MIDLAND, Texas (Reuters) - In West Texas, rising oil prices are fueling a sharp economic upswing, lifting employment and pay to records, driving up spending at hotels, restaurants, and car dealerships, and raising the cost of housing and other essentials.
This parched patch of land, under which lie the largest oil-producing rock formations in the United States, is used to growth binges as well as the busts that always follow.
After a two-year crash, the price of crude began to recover in 2016 and pierced $60 a barrel early this year. But oil is still far cheaper than at the peak of the previous eight-year boom that began in 2006 North Dakota’s Bakken oil patch and supercharged the city of Williston.
In the Permian basin, which stretches across West Texas and eastern New Mexico, the latest boom is being helped by advances in technology that allow drillers to extract much more from each acre.
“$60 is like the new $100,” said Dallas Fed economist Michael Plante in a mid-April interview.
Breakeven costs are now as little as $25 per barrel, according to the Dallas Fed’s most recent survey, so energy companies here no longer need $100 oil to make lots of money.
And Midland and its neighbor Odessa, the biggest towns for miles and the regional base for major oil producers in the Permian Basin, including Occidental Petroleum Corp, Chevron Corp, Apache Corp and Pioneer Natural Resources Co, are feeling the surge.
“It is a full-fledged boom,” says Dale Redman, chief executive of Propetro, a Midland, Texas, firm that supplies heavyduty horsepower to drill sites, where energy companies coax crude from the ground with sand and water.
He has tripled his workforce since early 2016, drawing workers from towns and cities hundreds of miles away. Over half of his 1,200 employees make more than $100,000. “What it has done is raised wages for all these folks. But housing and the cost of living has gone up as well.”
To Midland Mayor Jerry Morales, “It’s a good story right now.” He says the city is trying to keep up with the drop in housing inventory and rise in rents by approving new apartment complexes and working with developers to put in water and sewer pipes.
But as owner of two restaurants in town, including Gerardo’s Casita, he sees the other side too.
“The biggest problem I face is low unemployment - finding workers,” he said in a phone interview, adding that he is increasing pay every six months to keep staff from leaving for other jobs, and he is hiking his menu prices as well.
Oil companies are drilling wells faster, and putting more wells on a single site, using technology to find the best angles and depths to get the most out of each layer of shale.
That has helped boost per-employee output by Texas oil and gas companies to an estimated $820,000, according to Waco, Texas-based economist Ray Perryman.
“Companies are making enough money to be able to afford to pay higher wages,” he said.
Unemployment was 3.2 percent in Odessa and 2.5 percent in Midland in February. Average weekly earnings in March hit records in both towns, which have a combined population of about 250,000. Sales tax receipts have soared.

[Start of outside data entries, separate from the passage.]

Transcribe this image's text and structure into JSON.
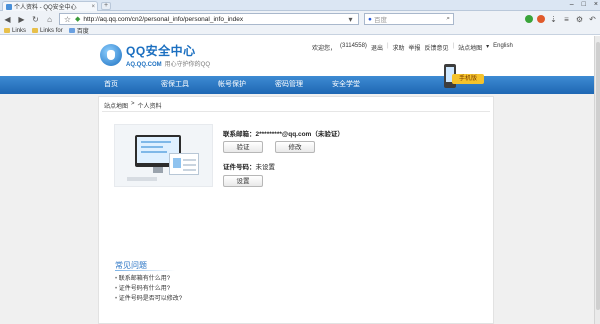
{
  "browser": {
    "tab_title": "个人资料 - QQ安全中心",
    "tab_close": "×",
    "new_tab": "+",
    "window_controls": [
      "–",
      "□",
      "×"
    ],
    "url": "http://aq.qq.com/cn2/personal_info/personal_info_index",
    "search_engine_label": "百度",
    "bookmarks": [
      "Links",
      "Links for",
      "百度"
    ]
  },
  "site": {
    "logo_title": "QQ安全中心",
    "logo_domain": "AQ.QQ.COM",
    "logo_slogan": "用心守护你的QQ",
    "top_nav": {
      "welcome": "欢迎您，",
      "account": "(3114558)",
      "logout": "退出",
      "help": "求助",
      "feedback": "举报",
      "security_tips": "反馈意见",
      "sitemap": "站点地图",
      "language": "English"
    },
    "main_nav": [
      "首页",
      "密保工具",
      "帐号保护",
      "密码管理",
      "安全学堂"
    ],
    "phone_badge": "手机版"
  },
  "content": {
    "breadcrumb": [
      "站点地图",
      ">",
      "个人资料"
    ],
    "email_label": "联系邮箱：",
    "email_value": "2*********@qq.com（未验证）",
    "verify_button": "验证",
    "modify_button": "修改",
    "id_label": "证件号码：",
    "id_value": "未设置",
    "set_button": "设置",
    "faq_title": "常见问题",
    "faq_items": [
      "联系邮箱有什么用?",
      "证件号码有什么用?",
      "证件号码是否可以修改?"
    ]
  }
}
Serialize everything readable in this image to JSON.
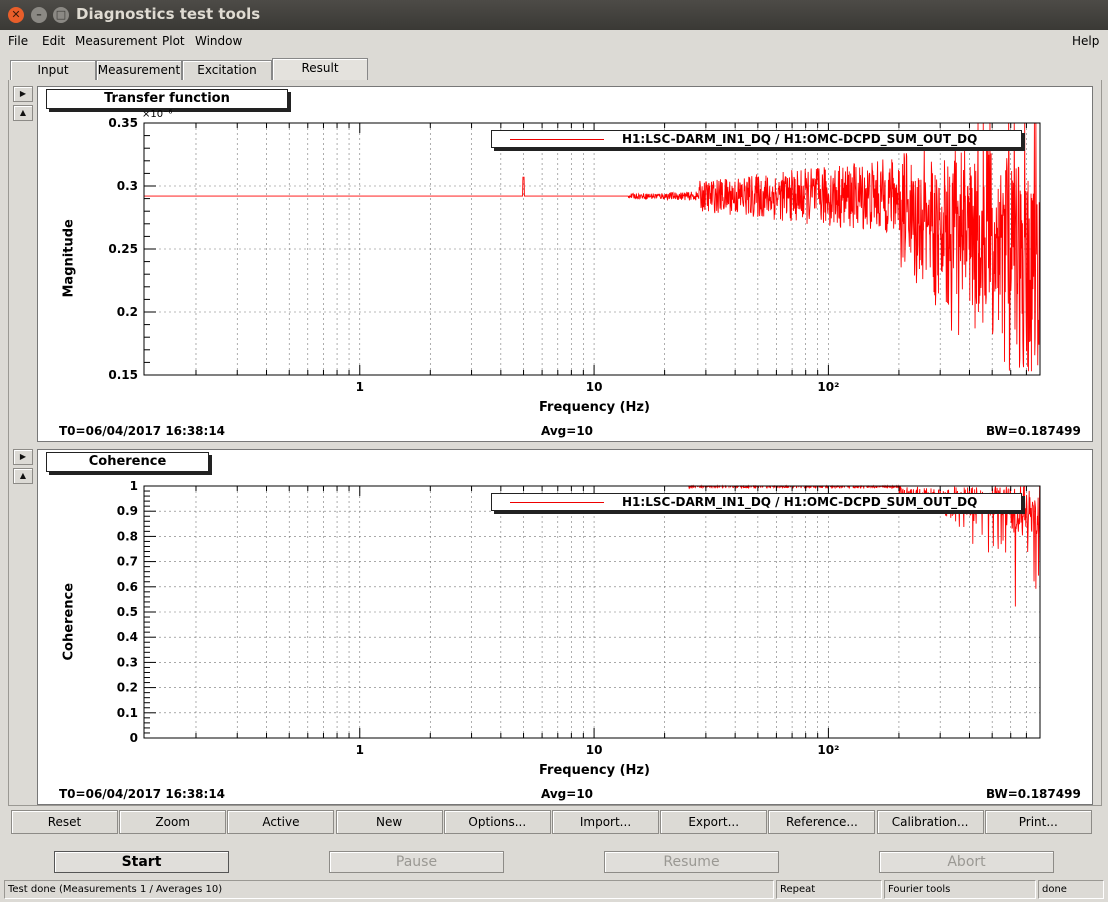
{
  "window": {
    "title": "Diagnostics test tools"
  },
  "menu": {
    "file": "File",
    "edit": "Edit",
    "measurement": "Measurement",
    "plot": "Plot",
    "window": "Window",
    "help": "Help"
  },
  "tabs": [
    "Input",
    "Measurement",
    "Excitation",
    "Result"
  ],
  "plots": [
    {
      "title": "Transfer function",
      "legend": "H1:LSC-DARM_IN1_DQ / H1:OMC-DCPD_SUM_OUT_DQ",
      "ylabel": "Magnitude",
      "xlabel": "Frequency (Hz)",
      "yexponent": "×10⁻⁶",
      "t0": "T0=06/04/2017 16:38:14",
      "avg": "Avg=10",
      "bw": "BW=0.187499"
    },
    {
      "title": "Coherence",
      "legend": "H1:LSC-DARM_IN1_DQ / H1:OMC-DCPD_SUM_OUT_DQ",
      "ylabel": "Coherence",
      "xlabel": "Frequency (Hz)",
      "t0": "T0=06/04/2017 16:38:14",
      "avg": "Avg=10",
      "bw": "BW=0.187499"
    }
  ],
  "chart_data": [
    {
      "type": "line",
      "xscale": "log",
      "xlim": [
        0.12,
        800
      ],
      "ylim": [
        0.15,
        0.35
      ],
      "yticks": [
        "0.15",
        "0.2",
        "0.25",
        "0.3",
        "0.35"
      ],
      "xticks": [
        "1",
        "10",
        "10²"
      ],
      "series_color": "#ff0000",
      "base_value": 0.292,
      "series": [
        {
          "name": "H1:LSC-DARM_IN1_DQ / H1:OMC-DCPD_SUM_OUT_DQ",
          "x": [
            0.12,
            5,
            20,
            30,
            100,
            200,
            500,
            800
          ],
          "y": [
            0.292,
            0.292,
            0.292,
            0.29,
            0.285,
            0.28,
            0.26,
            0.24
          ]
        }
      ],
      "grid": true
    },
    {
      "type": "line",
      "xscale": "log",
      "xlim": [
        0.12,
        800
      ],
      "ylim": [
        0,
        1
      ],
      "yticks": [
        "0",
        "0.1",
        "0.2",
        "0.3",
        "0.4",
        "0.5",
        "0.6",
        "0.7",
        "0.8",
        "0.9",
        "1"
      ],
      "xticks": [
        "1",
        "10",
        "10²"
      ],
      "series_color": "#ff0000",
      "base_value": 1.0,
      "series": [
        {
          "name": "H1:LSC-DARM_IN1_DQ / H1:OMC-DCPD_SUM_OUT_DQ",
          "x": [
            0.12,
            30,
            100,
            200,
            400,
            800
          ],
          "y": [
            1,
            1,
            0.99,
            0.95,
            0.85,
            0.75
          ]
        }
      ],
      "grid": true
    }
  ],
  "buttons": [
    "Reset",
    "Zoom",
    "Active",
    "New",
    "Options...",
    "Import...",
    "Export...",
    "Reference...",
    "Calibration...",
    "Print..."
  ],
  "control": {
    "start": "Start",
    "pause": "Pause",
    "resume": "Resume",
    "abort": "Abort"
  },
  "statusbar": {
    "message": "Test done (Measurements 1 / Averages 10)",
    "repeat": "Repeat",
    "fourier": "Fourier tools",
    "state": "done"
  }
}
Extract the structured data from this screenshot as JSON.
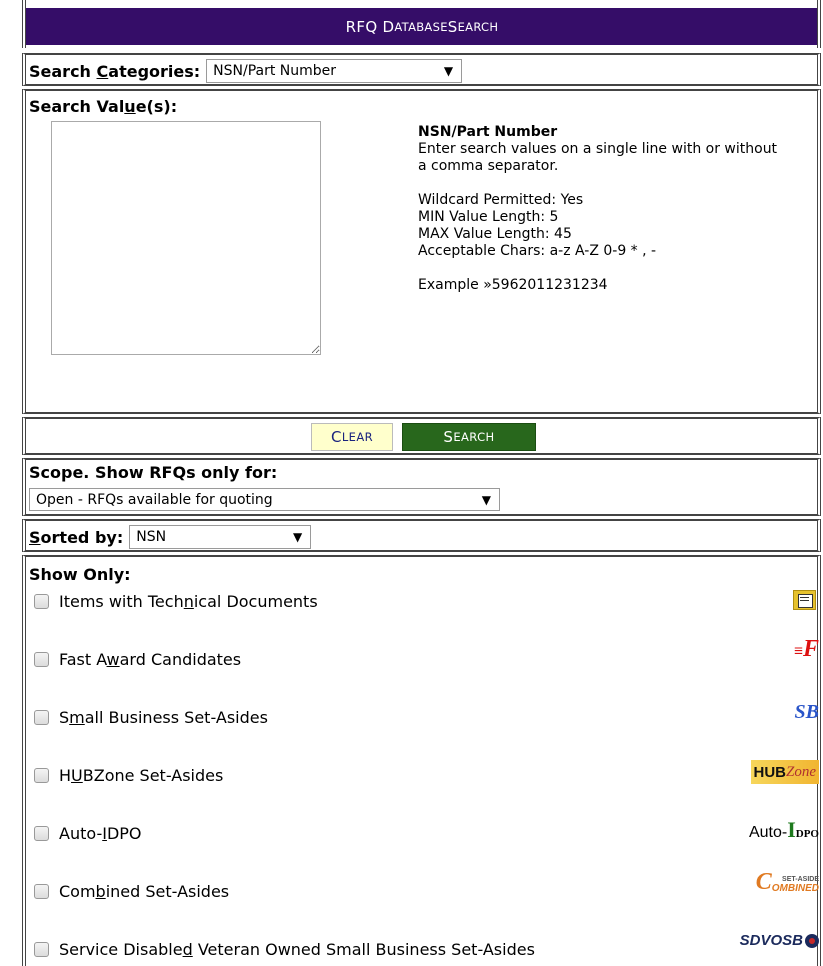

“You have people that move in, you train them and then someone else offers them a job: there is constant raiding going on,” says Jeff Sparks, chief operating officer of family-owned Discovery Oil in Midland, who has only recently shifted to the more efficient and capital-intensive drilling techniques that have pushed per-barrel extraction costs down so steeply.
At the Odessa car dealership the Sewell family has run since 1935, Colin Sewell sold 1,073 trucks in the first three months of this year, up from 670 last year. He is building a brand new service center on the outskirts of town.
Jason Tarulli, senior project manager at general contractor UEB, is using an out-of-town crew to build a downtown Odessa construction project he is overseeing, because local hiring would have been impossible.
His costs are rising; rent for a one bedroom in his building rose by more than $1,000 in less than a year, to $3,630.
Everyone who has lived here a while knows that the boom is not going to last, including Sondra Eoff, who is footing about half the $80 million bill for the downtown project, meant to help keep the town vibrant for the longrun and not just during boomtimes.
“When there’s an up, there’s a down,” she says.